Like Prufrock with his thinning hair and meager hopes, Pop Thorndale is a character who, in his very ordinariness, holds up a mirror in which we recognize our fears and follies, our dreams and desires. Pfefferle deftly chooses the moments that illuminate a life, and he renders them in clear and accurate language, transforming the ordinary voice into something pretty like the first chords in any Supertramp song. " --Beth Ann Fennelly, Author of Tender Hooks and Open House
Pop Thorndale is our contemporary American Everyman ironic, mid-life, overweight, suburban, trying, as he ages, to find some meaning in what he knows has been an unremarkable and unheroic life. --From the Foreword by Patricia Fargnoli
The Meager Life and Modest Times of Pop Thorndale explores with great complexity and psychological richness one American man's inner life.
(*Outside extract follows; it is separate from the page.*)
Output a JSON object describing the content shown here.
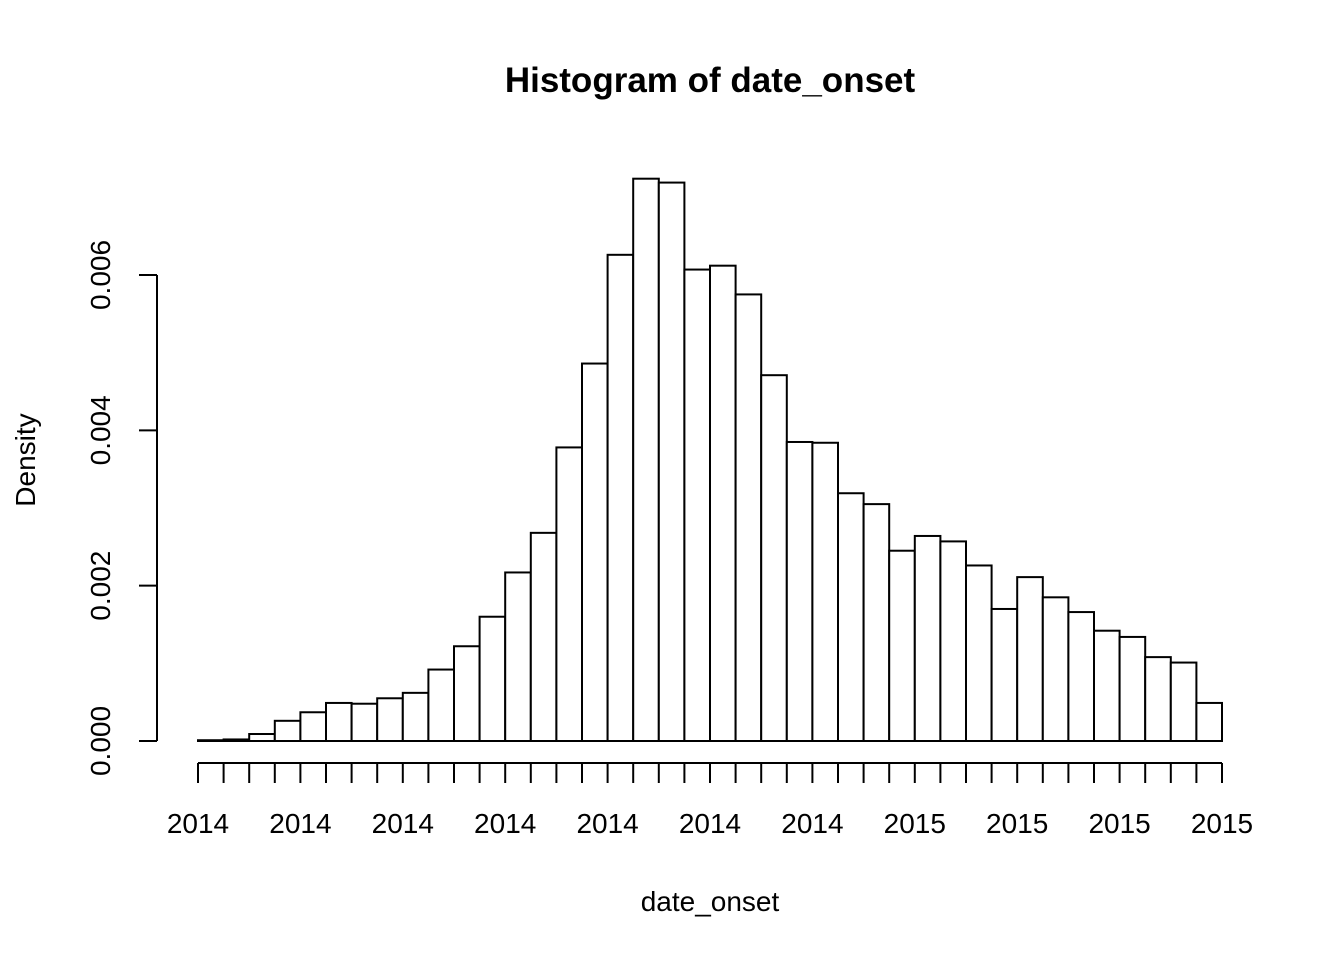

Though the details of Pop Thorndale's life may on the surface appear "modest," the language Pfefferle uses is wonderful, weirdly quirky, fresh, and pleasurable. Though Pop Thorndale himself may claim to be "no great man," the poems Pfefferle has crafted about him prove otherwise. --Paisley Rekdal, Author of The Invention of the Kaleidoscope and The Night My Mother Met Bruce Lee
Product Description
Pop Thorndale, he of limited ambition and modest dreams, finds himself at 50. With no trophies to show for his life, he wonders about the point of it all. Then three things happen in the space of a year, and those events drive him into his basement to write his memoir ("just memory with a little switch of letters.") This faux memoir in poems follows Pop through meditations on family, love, and death, all of it infused with humor and empathy.